I recently noticed that teh dmvnorn function in package mixtools doe not throw an error when given a non-positive definite varaince-covariance matrix. Whether it should be doing so might be up for debate. Peter Dalgaard seemed to think that any self respecting such function _should_ be throwing NaN's back at you.

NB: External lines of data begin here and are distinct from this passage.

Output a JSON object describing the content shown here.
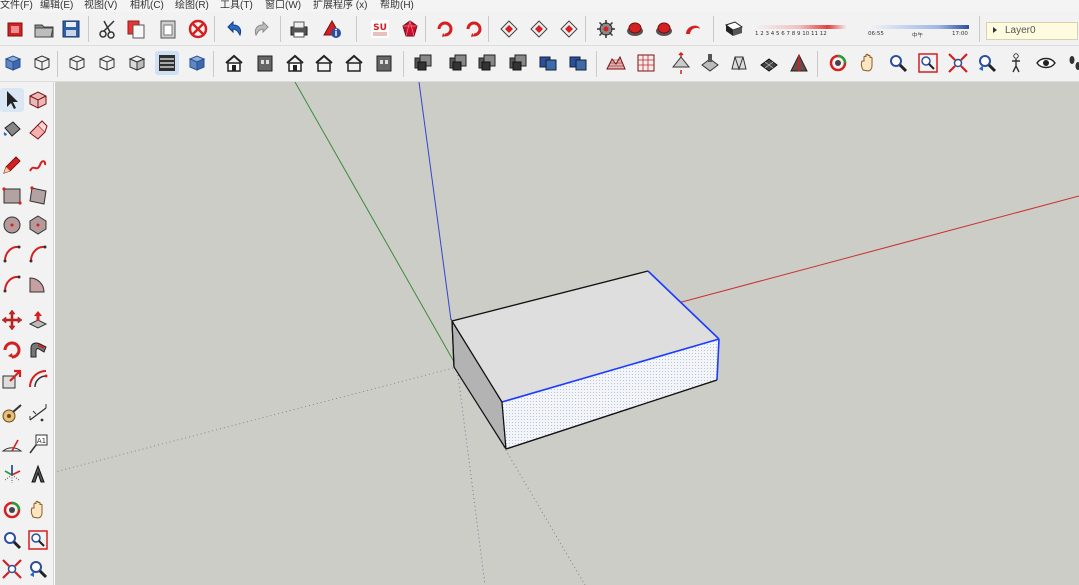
{
  "menu": [
    {
      "id": "file",
      "label": "文件(F)"
    },
    {
      "id": "edit",
      "label": "编辑(E)"
    },
    {
      "id": "view",
      "label": "视图(V)"
    },
    {
      "id": "camera",
      "label": "相机(C)"
    },
    {
      "id": "draw",
      "label": "绘图(R)"
    },
    {
      "id": "tools",
      "label": "工具(T)"
    },
    {
      "id": "window",
      "label": "窗口(W)"
    },
    {
      "id": "extensions",
      "label": "扩展程序 (x)"
    },
    {
      "id": "help",
      "label": "帮助(H)"
    }
  ],
  "shadow_settings": {
    "month_labels": "1 2 3 4 5 6 7 8 9 10 11 12",
    "time_start": "06:55",
    "time_mid": "中午",
    "time_end": "17:00"
  },
  "layer": {
    "current": "Layer0"
  },
  "colors": {
    "viewport_bg": "#cdcdc8",
    "red_axis": "#c83232",
    "green_axis": "#3c8c3c",
    "blue_axis": "#3344cc",
    "selection_blue": "#1a3cff",
    "box_top": "#dedede",
    "box_front": "#f4f4f4",
    "box_side": "#b0b0b0"
  },
  "icons": {
    "toolbar_top": [
      "new-model-icon",
      "open-icon",
      "save-icon",
      "cut-icon",
      "copy-icon",
      "paste-icon",
      "erase-icon",
      "undo-icon",
      "redo-icon",
      "print-icon",
      "model-info-icon",
      "su-app-icon",
      "ruby-icon",
      "follow-me-icon",
      "rotate-red-icon",
      "intersect-icon",
      "outer-shell-icon",
      "subtract-icon",
      "trim-icon",
      "split-icon",
      "union-icon",
      "solid-inspector-icon",
      "shadows-toggle-icon"
    ],
    "toolbar_second": [
      "xray-icon",
      "back-edges-icon",
      "wireframe-icon",
      "hidden-line-icon",
      "shaded-icon",
      "shaded-texture-icon",
      "monochrome-icon",
      "iso-view-icon",
      "top-view-icon",
      "front-view-icon",
      "right-view-icon",
      "back-view-icon",
      "left-view-icon",
      "stack-a-icon",
      "stack-b-icon",
      "stack-c-icon",
      "stack-d-icon",
      "stack-e-icon",
      "stack-f-icon",
      "sandbox-contours-icon",
      "sandbox-scratch-icon",
      "smoove-icon",
      "stamp-icon",
      "drape-icon",
      "add-detail-icon",
      "flip-edge-icon",
      "orbit-icon",
      "pan-icon",
      "zoom-icon",
      "zoom-window-icon",
      "zoom-extents-icon",
      "previous-view-icon",
      "position-camera-icon",
      "look-around-icon",
      "walk-icon"
    ],
    "toolbar_left": [
      "select-icon",
      "make-component-icon",
      "paint-bucket-icon",
      "eraser-icon",
      "line-icon",
      "freehand-icon",
      "rectangle-icon",
      "rotated-rectangle-icon",
      "circle-icon",
      "polygon-icon",
      "arc-icon",
      "two-point-arc-icon",
      "three-point-arc-icon",
      "pie-icon",
      "move-icon",
      "push-pull-icon",
      "rotate-icon",
      "follow-me-tool-icon",
      "scale-icon",
      "offset-icon",
      "tape-measure-icon",
      "dimension-icon",
      "protractor-icon",
      "text-icon",
      "axes-icon",
      "3d-text-icon",
      "orbit-tool-icon",
      "pan-tool-icon",
      "zoom-tool-icon",
      "zoom-window-tool-icon",
      "zoom-extents-tool-icon",
      "previous-tool-icon"
    ]
  }
}
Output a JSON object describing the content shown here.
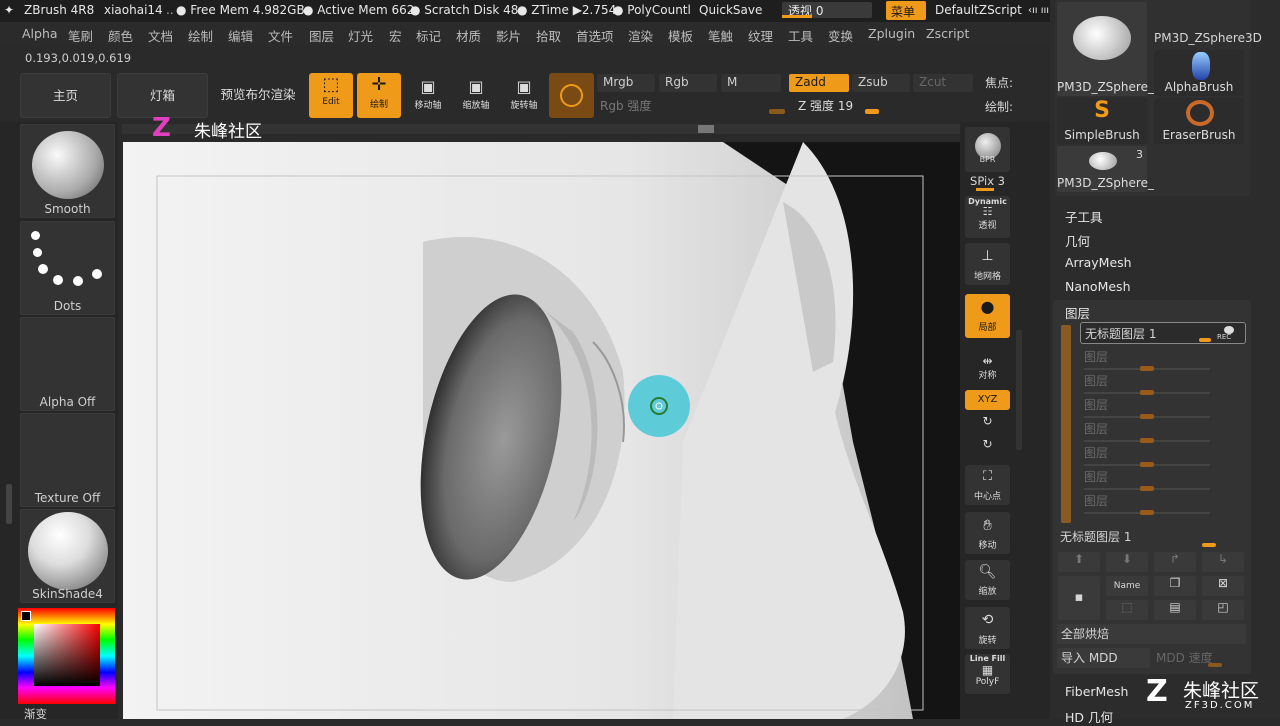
{
  "topbar": {
    "app": "ZBrush 4R8",
    "user": "xiaohai14",
    "free_mem": "● Free Mem 4.982GB",
    "active_mem": "● Active Mem 662",
    "scratch": "● Scratch Disk 48",
    "ztime": "● ZTime ▶2.754",
    "polycount": "● PolyCountl",
    "quicksave": "QuickSave",
    "transparency": "透视 0",
    "menu_btn": "菜单",
    "script": "DefaultZScript"
  },
  "menubar": [
    "Alpha",
    "笔刷",
    "颜色",
    "文档",
    "绘制",
    "编辑",
    "文件",
    "图层",
    "灯光",
    "宏",
    "标记",
    "材质",
    "影片",
    "拾取",
    "首选项",
    "渲染",
    "模板",
    "笔触",
    "纹理",
    "工具",
    "变换",
    "Zplugin",
    "Zscript"
  ],
  "coords": "0.193,0.019,0.619",
  "toolbar": {
    "home": "主页",
    "lightbox": "灯箱",
    "bpr_preview": "预览布尔渲染",
    "edit": "Edit",
    "draw": "绘制",
    "move": "移动轴",
    "scale": "缩放轴",
    "rotate": "旋转轴",
    "mrgb": "Mrgb",
    "rgb": "Rgb",
    "m": "M",
    "zadd": "Zadd",
    "zsub": "Zsub",
    "zcut": "Zcut",
    "focal": "焦点:",
    "rgb_intensity": "Rgb 强度",
    "z_intensity": "Z 强度 19",
    "draw_size": "绘制:"
  },
  "left_shelf": {
    "brush": "Smooth",
    "stroke": "Dots",
    "alpha": "Alpha Off",
    "texture": "Texture Off",
    "material": "SkinShade4",
    "gradient": "渐变"
  },
  "watermark": "朱峰社区",
  "watermark2": "ZF3D.COM",
  "right_shelf": {
    "bpr": "BPR",
    "spix": "SPix 3",
    "dynamic": "Dynamic",
    "persp": "透视",
    "floor": "地网格",
    "local": "局部",
    "sym": "对称",
    "xyz": "XYZ",
    "center": "中心点",
    "move": "移动",
    "zoom": "缩放",
    "rotate": "旋转",
    "linefill": "Line Fill",
    "polyf": "PolyF"
  },
  "tool_panel": {
    "thumbs": [
      "PM3D_ZSphere_",
      "AlphaBrush",
      "SimpleBrush",
      "EraserBrush",
      "PM3D_ZSphere_"
    ],
    "top_right": "PM3D_ZSphere3D",
    "badge": "3",
    "subtool": "子工具",
    "geometry": "几何",
    "arraymesh": "ArrayMesh",
    "nanomesh": "NanoMesh",
    "layers": "图层",
    "layer_name": "无标题图层 1",
    "rec": "REC",
    "empty_layer": "图层",
    "layer_name2": "无标题图层 1",
    "name_btn": "Name",
    "bake_all": "全部烘焙",
    "import_mdd": "导入 MDD",
    "mdd_speed": "MDD 速度",
    "fibermesh": "FiberMesh",
    "hd_geometry": "HD 几何"
  },
  "colors": {
    "accent": "#f09a1a",
    "cursor": "#45c8d6"
  }
}
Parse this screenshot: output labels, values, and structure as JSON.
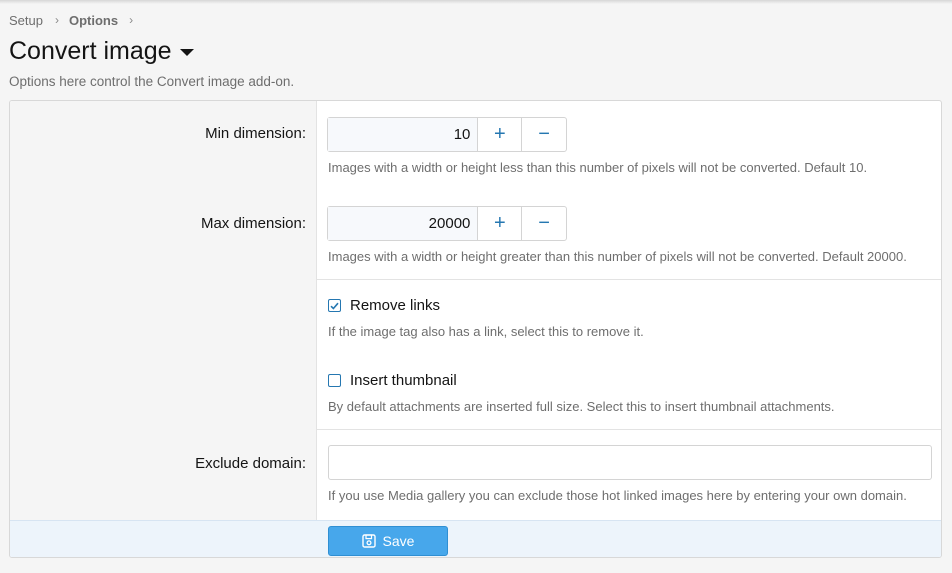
{
  "breadcrumb": {
    "items": [
      "Setup",
      "Options"
    ]
  },
  "page": {
    "title": "Convert image",
    "subtitle": "Options here control the Convert image add-on."
  },
  "form": {
    "min_dimension": {
      "label": "Min dimension:",
      "value": "10",
      "hint": "Images with a width or height less than this number of pixels will not be converted. Default 10."
    },
    "max_dimension": {
      "label": "Max dimension:",
      "value": "20000",
      "hint": "Images with a width or height greater than this number of pixels will not be converted. Default 20000."
    },
    "spin": {
      "plus": "+",
      "minus": "−"
    },
    "remove_links": {
      "label": "Remove links",
      "checked": true,
      "hint": "If the image tag also has a link, select this to remove it."
    },
    "insert_thumbnail": {
      "label": "Insert thumbnail",
      "checked": false,
      "hint": "By default attachments are inserted full size. Select this to insert thumbnail attachments."
    },
    "exclude_domain": {
      "label": "Exclude domain:",
      "value": "",
      "hint": "If you use Media gallery you can exclude those hot linked images here by entering your own domain."
    },
    "save_label": "Save"
  },
  "colors": {
    "accent": "#47a7eb",
    "link_blue": "#2577b1",
    "footer_bg": "#edf4fb"
  },
  "icons": {
    "breadcrumb_separator": "chevron-right-icon",
    "title_menu": "caret-down-icon",
    "checkbox_checked": "checkmark-icon",
    "save": "floppy-disk-icon"
  }
}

The code it was using is rather compact:

> mixtools::dmvnorm
function (y, mu = NULL, sigma = NULL) 
{
    exp(logdmvnorm(y, mu = mu, sigma = sigma))
}
<environment: namespace:mixtools>

> mixtools::logdmvnorm
function (y, mu = NULL, sigma = NULL) 
{
    if (is.vector(y)) 
        y <- matrix(y, nrow = 1)
    d <- ncol(y)
    if (!is.null(mu)) 
        y <- sweep(y, 2, mu, "-")
    if (is.null(sigma)) 
        sigma <- diag(d)
    k <- d * 1.83787706640935
    a <- qr(sigma)
    logdet <- sum(log(abs(diag(a$qr))))
    if (nrow(y) == 1) 
        mahaldist <- as.vector(y %*% qr.solve(a, t(y)))
    else mahaldist <- rowSums((y %*% qr.solve(a)) * y)
    -0.5 * (mahaldist + logdet + k)
}

I noticed that you were logging the dmvnorm values and so I wondered also if going directly to that function might save some time. (Note that I am way out of my mathematical dept here. Caveat emptor, maxima caveat emptor).

-- 
David.

> Suggestions?
> 
> Best Regards,
> Steven
> 
> Generate the data set I'm using:
> 
> mu<-c(1,5)
> sigma<-c(1,2,2,6)
> dim(sigma)<-c(2,2)
> set.seed(83165026)
> sample.full<-sample.deleted<-mvrnorm(50,mu,sigma)
> delete.one<-c(1,5,13,20)
> delete.two<-c(3,11,17,31,40,41)
> sample.deleted[delete.one,1]<-NA
> sample.deleted[delete.two,2]<-NA
> missing<-c(delete.one,delete.two)
> complete<-sample.deleted[!(is.na(sample.deleted[,1]) | is.na(sample.deleted[,2])),]
> deleted<-sample.deleted[missing,]
> 
> Try to estimate the parameters of the data set less the deleted values:
> 
> exact<-function(theta,complete,deleted){
>    one.only<-deleted[!(is.na(deleted[,1])),1]
>    two.only<-deleted[!(is.na(deleted[,2])),2]
>    u<-c(theta[1],theta[2])
>    sigma<-c(theta[3],theta[5],theta[5],theta[4])
>    dim(sigma)<-c(2,2)
>    -sum(log(dmvnorm(x=complete,mean=u,sigma=sigma)))-
>        sum(log(dnorm(one.only,u[1],sigma[1,1])))-
>            sum(log(dnorm(two.only,u[2],sigma[2,2])))
> }
> nlminb(start=c(0,0,1,1,0),objective=exact,complete=complete,deleted=deleted,control=list(trace=1))
> 
> Escape and it stops at Iteration 9 on my machine.
> ______________________________________________
> R-help at r-project.org mailing list
> https://stat.ethz.ch/mailman/listinfo/r-help
> PLEASE do read the posting guide http://www.R-project.org/posting-guide.html
> and provide commented, minimal, self-contained, reproducible code.

David Winsemius
Alameda, CA, USA